Да он такой же, как она! Он же хотел сделать ей сюрприз, как она сделала сюрприз своему ребенку, чем чуть в одну секунду не загнала собственного сына сумасшедший дом!

Значит… он хотел сделать ей сюрприз, как и она Мите. Только она в ответ от Мити ничего особенного не ожидала. Даже его поцелуйчики и благодарности ей не нужны. Потому что она знает, что так её сыну будет лучше и все тут. Но Вадим не думает о том, как ей лучше — он ждет её ответной реакции. Ради этого он все это и делает. Ради этого он пошел второй раз на провокацию — показал совершенно открыто её сыну, что картины её у него. Что ничего плохого он с ними сделать не хочет — наоборот, он хочет её раскрутить её для Европы. Хотя, вряд ли это получится у неопытного человека. Но он хочет. Из любви ли? Нет. Это уже получается не любовь, а какая-то пытка рыбке на крючке. Он вынуждает её откликнуться.

"О нет! Не дождется! — воскликнула про себя Виктория — И картин не жаль черт с ними! Но чтобы так ломаться!"

Она достала бутылку красного вина, откупорила её, и налив в бокал, выпила залпом, произнося как тост: — Я буду долго-долго жить! Я напишу ещё тысячу картин! Прошлое на то и прошлое, чтобы отойти! А я буду продолжать свой путь при любых условиях, но не пойду на поводу торговца ситуацией.

Вино приободрило её, обретая духовную ясность, она теряла трезвость.

Теперь она точно знала, что будет делать. Виктория взяла телефон и набрала номер Спиина. Среди бела дня он почему-то находился дома. "И этот человек ещё ворчит на безденежье! — усмехнулась она про себя, а голос её уже с энергетическим напором диктовал:

— Значит так, сейчас ты звонишь тому королю, что сам себя короновал.

— Понял. — Сразу приняв её тон разговора, как мальчишка условия игры, откликнулся Спиин. — Дальше что?

— Звонишь и спрашиваешь как дела, как…

— Подожди, я все запишу, а то ещё чего напутаю. Я ведь уже понял, что с вами обоими по трезвой лавочке ни за что не разберешься, а по пьяной тем более.

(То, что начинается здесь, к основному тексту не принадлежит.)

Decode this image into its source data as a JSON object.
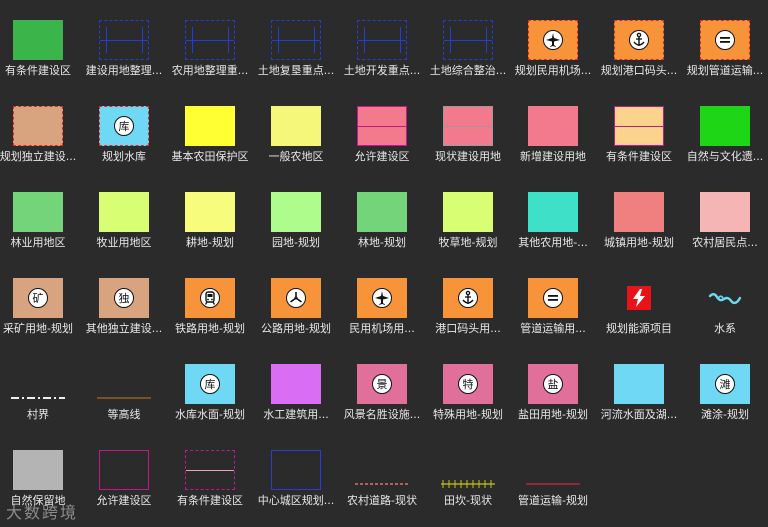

Он побежал искать ручку и бумагу, а Виктория почувствовала сентиментальное тепло на душе, оттого, что он так их охарактеризовал, да ещё объединил в одно: "с вами обоими".

— Так. Что я должен спросить? — вернулся к телефону Спиин, — "Как дела?" — это я уже записал.

— Как нос, зажил ли? — диктовала Виктория.

— Не не-не. Нос это святое! Это мистика какая-то была!

— Это заставит его вспомнить — кто ты такой и воспылать к тебе сердечным теплом, как к свидетелю его чертовщины. Потом пожалуешься, что с фингалом были проблемы.

— Не было проблем. Неделю отсиделся и как новенький.

— Были проблемы! — нажимала Виктория — Из-за него неделю никуда не мог выйти, чтобы тебя принимали за приличного человека, и потерял возможность устроиться на отличную работу. Он тебе посочувствует. Ты спросишь, нельзя ли снова вам встретится, чтобы вновь обговорить о возможности твоей поездки в Таиланд.

— В Таиланд?! Не-не не! В Таиланд я больше не поеду! — заорал Спиин.

— Жди больше! Чтобы поехать в Таиланд, тебе теперь придется обращаться в другие турагентства. А при слове Таиланд его так же протрясет как тебя! Ты ему должен предложить, чтобы услышать отказ. Потому что теперь, как я понимаю, он не пьет — ему некогда. Он готовится в командировку в Европу.

— Куда?

— У него турагентство, значит — по разным странам. Он тебе сам это сообщит, как причину отказа от встречи. Узнав, о том, что ему предстоит такая интересная поездка, ты должен живо откликнуться и чуть ли не заверещать от восторга.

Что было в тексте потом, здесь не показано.